Ongoing projects include:
- Pax3 transcription factor systemic, hypomorphic and conditional knockout mouse mutants are being used to assess the cell autonomous requirement of the cardiac neural crest during outflow septation and the trunk neural crest within the development of the sympathetic nervous system.
- In collaboration with the Ingram, Clapp and Yang labs (Developmental Biology & Neonatal Medicine Program), we are defining the aberrant signaling networks in Neurofibromatosis-deficient neural crest, endothelial and vascular smooth muscle lineages and have developed in vivo murine knockout/bone marrow transplantation models of NF1 disease that closely recapitulate the human phenotype. Currently, we are using a new mouse model and several state-of-the-art lineage-restricted Cre/loxP lines for genetic ablation of Nf1 specifically in bone marrow-derived cells to indentify the primary effectors of Nf1+/- disease.
- Periostin knockout, promoter reporter and Cre-recombinase expressing mice are being used to determine the role of secreted Periostin adhesion protein during establishment of the embryonic heart’s skeleton and morphogenesis of the cardiac fibroblast lineage. In parallel, TgfbI knockout mice (which are another fasciclin-containing adhesion factor related to Periostin) are being used to assess genetic redundancy. Both Periostin and Tgfbi are TGFß- responsive targets within the tumor microenvironment and these compound mouse mutants provide useful models to examine the role of the ECM during metastasis (IU Simon Cancer Center Member).
- We generated a Smad7 inducible over-expressor transgenic mouse, to model the inhibitory effects of attenuated TGFß/Bmp superfamily signaling during neural crest migration and endocardial cushion maturation to septate the outflow tract and form the fibrous valve leaflets.
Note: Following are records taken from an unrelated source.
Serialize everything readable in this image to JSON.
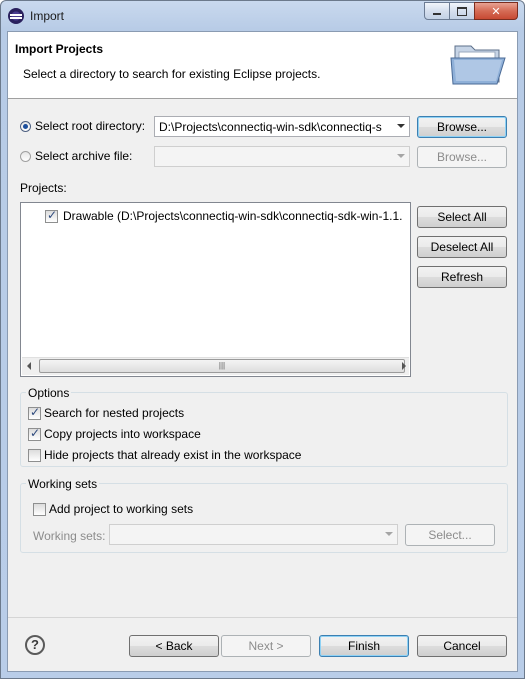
{
  "window": {
    "title": "Import"
  },
  "banner": {
    "title": "Import Projects",
    "description": "Select a directory to search for existing Eclipse projects."
  },
  "root_dir": {
    "label": "Select root directory:",
    "value": "D:\\Projects\\connectiq-win-sdk\\connectiq-s",
    "browse": "Browse..."
  },
  "archive": {
    "label": "Select archive file:",
    "value": "",
    "browse": "Browse..."
  },
  "projects": {
    "label": "Projects:",
    "items": [
      {
        "label": "Drawable (D:\\Projects\\connectiq-win-sdk\\connectiq-sdk-win-1.1.",
        "checked": true
      }
    ],
    "select_all": "Select All",
    "deselect_all": "Deselect All",
    "refresh": "Refresh"
  },
  "options": {
    "title": "Options",
    "nested": "Search for nested projects",
    "copy": "Copy projects into workspace",
    "hide": "Hide projects that already exist in the workspace"
  },
  "working_sets": {
    "title": "Working sets",
    "add": "Add project to working sets",
    "label": "Working sets:",
    "value": "",
    "select": "Select..."
  },
  "footer": {
    "back": "< Back",
    "next": "Next >",
    "finish": "Finish",
    "cancel": "Cancel"
  }
}
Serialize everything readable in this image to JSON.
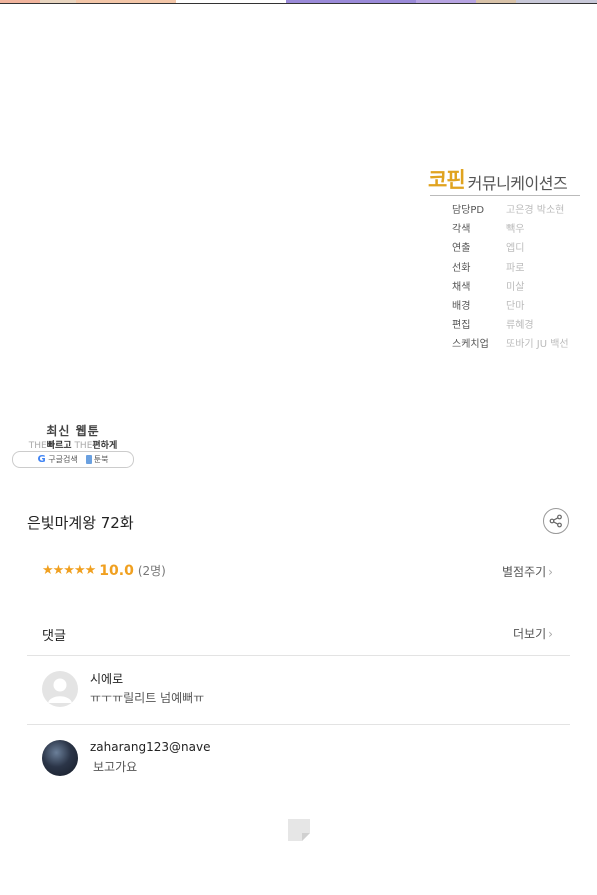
{
  "top_strip_colors": [
    "#f1b49d",
    "#e8d5c0",
    "#f3c6a8",
    "#ffffff",
    "#9a8ad8",
    "#b7a4e2",
    "#d8c2a8",
    "#c8c8d8"
  ],
  "credits": {
    "brand_main": "코핀",
    "brand_sub": "커뮤니케이션즈",
    "rows": [
      {
        "role": "담당PD",
        "name": "고은경 박소현"
      },
      {
        "role": "각색",
        "name": "빽우"
      },
      {
        "role": "연출",
        "name": "엡디"
      },
      {
        "role": "선화",
        "name": "파로"
      },
      {
        "role": "채색",
        "name": "미살"
      },
      {
        "role": "배경",
        "name": "단마"
      },
      {
        "role": "편집",
        "name": "류혜경"
      },
      {
        "role": "스케치업",
        "name": "또바기 JU 백선"
      }
    ]
  },
  "ad": {
    "title": "최신 웹툰",
    "sub_the1": "THE",
    "sub_fast": "빠르고",
    "sub_the2": "THE",
    "sub_easy": "편하게",
    "google_icon": "google-g-icon",
    "google_label": "구글검색",
    "book_icon": "book-icon",
    "book_label": "툰북"
  },
  "episode": {
    "title": "은빛마계왕 72화"
  },
  "rating": {
    "stars": "★★★★★",
    "score": "10.0",
    "count": "(2명)",
    "rate_link": "별점주기"
  },
  "comments": {
    "label": "댓글",
    "more": "더보기",
    "chevron": "›",
    "items": [
      {
        "author": "시에로",
        "text": "ㅠㅜㅠ릴리트 넘예뻐ㅠ"
      },
      {
        "author": "zaharang123@nave",
        "text": "보고가요"
      }
    ]
  }
}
This novel model is now being employed to examine lineage-restricted effects upon in utero and post-natal cardiovascular myocyte and endothelial cells.
- To examine the practical consequences of altered cardiac function, we generated Sodium Calcium Exchanger-1 knockouts that fail to initiate a heartbeat. This mouse line represents a unique model to investigate the consequences of absent heartbeat on determination of cardiac form vs. function and requirement of bloodflow during vascular remodeling and onset of hematopoiesis.